6) Battleship The American Battleship is the only horse to have won both the American Grand National, in 1934 and the Grand National 4 years later in 1938. A muscular but small horse, he was nicknamed the American Pony.
7) Golden Miller is the most successful Cheltenham Gold Cup horse ever, winning the race for 5 consecutive years between 1932 and 1936. He is also the only horse to ever win both the Gold Cup and the Grand National in the same year (1934). Having fallen at the canal turn as favourite for the 1933 race, he won the Grand National in a then record time in 1934.
8) Reynoldstown won two consecutive Grand Nationals at Aintree. In his first win, in 1935, ridden by Frank Furlong, he beat the great Golden Miller. In the 1936 race, this time ridden by Fulke Walwyn, he carried top weight of 12st 2lbs and became the first horse to win two Nationals in a row since 1918.
9) Earth Summit Shortly after winning the Scottish Grand National in 1994, Earth Summit suffered a near fatal injury in what was his only fall in a 37 race career. Deemed unlikely to race again, 21 months later the son of Celtic Cone returned to the track and in December 1997 he won the Welsh version of the race. After winning the Grand National in 1998, Earth Summit became the only horse to have completed Britain's National treble.

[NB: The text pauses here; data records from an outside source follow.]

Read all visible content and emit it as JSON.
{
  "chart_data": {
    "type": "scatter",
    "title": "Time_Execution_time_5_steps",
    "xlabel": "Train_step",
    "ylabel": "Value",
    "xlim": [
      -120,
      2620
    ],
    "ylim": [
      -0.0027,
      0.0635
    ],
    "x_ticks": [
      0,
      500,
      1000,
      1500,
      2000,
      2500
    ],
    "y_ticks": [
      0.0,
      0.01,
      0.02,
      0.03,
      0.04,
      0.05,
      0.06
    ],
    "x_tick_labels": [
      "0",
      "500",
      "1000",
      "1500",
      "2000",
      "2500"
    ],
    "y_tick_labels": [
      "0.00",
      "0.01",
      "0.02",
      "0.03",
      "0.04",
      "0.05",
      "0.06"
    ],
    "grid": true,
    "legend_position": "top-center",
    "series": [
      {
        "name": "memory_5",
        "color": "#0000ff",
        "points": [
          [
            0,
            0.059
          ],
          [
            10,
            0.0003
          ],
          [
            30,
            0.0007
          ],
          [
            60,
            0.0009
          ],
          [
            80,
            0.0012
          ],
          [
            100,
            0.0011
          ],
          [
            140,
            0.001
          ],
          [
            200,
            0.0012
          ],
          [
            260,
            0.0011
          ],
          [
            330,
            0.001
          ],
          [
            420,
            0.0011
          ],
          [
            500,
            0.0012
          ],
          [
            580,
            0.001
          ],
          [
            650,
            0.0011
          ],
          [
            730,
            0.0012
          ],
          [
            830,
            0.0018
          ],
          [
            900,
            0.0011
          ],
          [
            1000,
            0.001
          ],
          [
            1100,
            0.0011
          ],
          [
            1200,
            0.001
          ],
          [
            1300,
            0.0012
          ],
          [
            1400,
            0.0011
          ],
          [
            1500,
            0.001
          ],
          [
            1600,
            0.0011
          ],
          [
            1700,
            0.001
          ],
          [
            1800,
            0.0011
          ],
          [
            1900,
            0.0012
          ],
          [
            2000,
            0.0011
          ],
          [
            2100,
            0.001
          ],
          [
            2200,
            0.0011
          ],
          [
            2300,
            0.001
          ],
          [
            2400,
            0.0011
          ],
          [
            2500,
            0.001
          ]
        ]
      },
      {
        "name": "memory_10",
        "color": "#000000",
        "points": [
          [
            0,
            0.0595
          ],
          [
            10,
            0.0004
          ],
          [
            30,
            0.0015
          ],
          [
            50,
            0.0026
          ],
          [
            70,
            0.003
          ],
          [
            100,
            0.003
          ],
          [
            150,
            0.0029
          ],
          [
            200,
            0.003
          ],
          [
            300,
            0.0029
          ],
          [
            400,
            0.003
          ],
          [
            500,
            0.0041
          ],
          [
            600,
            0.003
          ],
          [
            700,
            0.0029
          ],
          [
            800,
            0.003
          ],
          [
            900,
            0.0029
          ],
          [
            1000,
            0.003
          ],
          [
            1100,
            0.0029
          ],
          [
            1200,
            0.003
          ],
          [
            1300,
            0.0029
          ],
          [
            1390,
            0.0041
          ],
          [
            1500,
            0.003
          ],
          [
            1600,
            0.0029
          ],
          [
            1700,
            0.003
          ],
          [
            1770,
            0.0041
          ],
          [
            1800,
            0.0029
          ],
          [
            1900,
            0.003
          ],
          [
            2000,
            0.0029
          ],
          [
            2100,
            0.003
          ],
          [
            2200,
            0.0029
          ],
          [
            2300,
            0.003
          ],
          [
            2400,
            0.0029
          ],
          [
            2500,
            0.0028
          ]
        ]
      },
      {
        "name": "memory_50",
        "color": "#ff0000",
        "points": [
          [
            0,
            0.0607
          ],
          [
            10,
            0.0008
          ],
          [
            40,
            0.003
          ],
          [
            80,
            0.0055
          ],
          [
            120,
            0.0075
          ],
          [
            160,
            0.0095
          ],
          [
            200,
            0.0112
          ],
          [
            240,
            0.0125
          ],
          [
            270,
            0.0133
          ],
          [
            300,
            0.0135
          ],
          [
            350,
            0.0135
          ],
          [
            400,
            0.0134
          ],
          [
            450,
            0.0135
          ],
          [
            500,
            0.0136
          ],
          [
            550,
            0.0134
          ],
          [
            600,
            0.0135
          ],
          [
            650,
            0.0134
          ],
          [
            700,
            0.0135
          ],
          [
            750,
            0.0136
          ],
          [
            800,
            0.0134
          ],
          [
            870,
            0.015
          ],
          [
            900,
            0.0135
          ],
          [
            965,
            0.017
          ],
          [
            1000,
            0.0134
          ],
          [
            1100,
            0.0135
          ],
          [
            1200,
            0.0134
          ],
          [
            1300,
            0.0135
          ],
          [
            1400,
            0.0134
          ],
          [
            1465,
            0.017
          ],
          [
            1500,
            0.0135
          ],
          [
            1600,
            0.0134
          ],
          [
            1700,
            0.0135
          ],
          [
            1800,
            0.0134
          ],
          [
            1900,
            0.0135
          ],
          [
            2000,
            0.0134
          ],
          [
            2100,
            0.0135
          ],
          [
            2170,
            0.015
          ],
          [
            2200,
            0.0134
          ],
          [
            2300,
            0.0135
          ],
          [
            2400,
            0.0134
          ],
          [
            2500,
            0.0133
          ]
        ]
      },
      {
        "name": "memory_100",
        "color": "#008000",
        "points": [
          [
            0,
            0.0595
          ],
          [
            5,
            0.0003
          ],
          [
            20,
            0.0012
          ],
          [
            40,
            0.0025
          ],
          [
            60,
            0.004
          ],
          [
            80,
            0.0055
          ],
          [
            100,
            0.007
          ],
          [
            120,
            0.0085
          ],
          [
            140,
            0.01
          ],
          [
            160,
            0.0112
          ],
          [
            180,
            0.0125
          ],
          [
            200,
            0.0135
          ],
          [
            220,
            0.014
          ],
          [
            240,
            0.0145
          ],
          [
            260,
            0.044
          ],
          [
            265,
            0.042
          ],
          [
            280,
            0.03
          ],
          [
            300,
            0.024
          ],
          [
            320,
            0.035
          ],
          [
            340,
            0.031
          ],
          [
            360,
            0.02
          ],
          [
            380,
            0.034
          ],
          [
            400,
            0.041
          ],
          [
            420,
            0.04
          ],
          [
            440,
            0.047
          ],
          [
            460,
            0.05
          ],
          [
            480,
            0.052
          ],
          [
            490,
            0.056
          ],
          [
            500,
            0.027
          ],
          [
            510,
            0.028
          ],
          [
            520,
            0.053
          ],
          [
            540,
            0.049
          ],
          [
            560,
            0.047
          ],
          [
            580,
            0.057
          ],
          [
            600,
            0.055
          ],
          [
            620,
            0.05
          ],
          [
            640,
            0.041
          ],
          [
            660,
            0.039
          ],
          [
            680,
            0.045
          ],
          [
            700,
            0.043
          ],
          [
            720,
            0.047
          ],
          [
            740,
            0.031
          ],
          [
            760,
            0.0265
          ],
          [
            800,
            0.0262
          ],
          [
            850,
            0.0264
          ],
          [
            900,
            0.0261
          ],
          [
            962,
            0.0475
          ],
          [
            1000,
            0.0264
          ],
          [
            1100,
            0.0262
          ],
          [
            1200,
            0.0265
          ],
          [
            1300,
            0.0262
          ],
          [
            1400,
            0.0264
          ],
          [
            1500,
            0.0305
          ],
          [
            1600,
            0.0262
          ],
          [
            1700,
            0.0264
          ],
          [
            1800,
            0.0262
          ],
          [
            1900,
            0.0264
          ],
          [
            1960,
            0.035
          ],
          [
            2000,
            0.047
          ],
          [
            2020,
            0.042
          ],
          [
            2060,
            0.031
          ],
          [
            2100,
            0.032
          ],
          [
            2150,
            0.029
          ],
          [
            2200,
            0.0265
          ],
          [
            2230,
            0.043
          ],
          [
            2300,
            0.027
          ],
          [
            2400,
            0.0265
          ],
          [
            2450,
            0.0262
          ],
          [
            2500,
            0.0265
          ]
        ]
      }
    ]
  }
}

10) Devon Loch Although Devon Loch never won the Grand National, he is well remembered for his run in 1956. Owned by the Queen Mother, he was well fancied for the race and at the race climax, with only 10 horses remaining, he was on the final stretch just 40 yards from the winning post with a 5 length lead. Then, he suddenly and inexplicably jumped into the air allowing E.S.B to over-take and win. No one is certain why Devon Lock jumped, some reports claim cramp, others that he was confused by a shadow and jumped an imaginary fence, while another theory was that the loud cheers for an expected royal winner distracted the horse.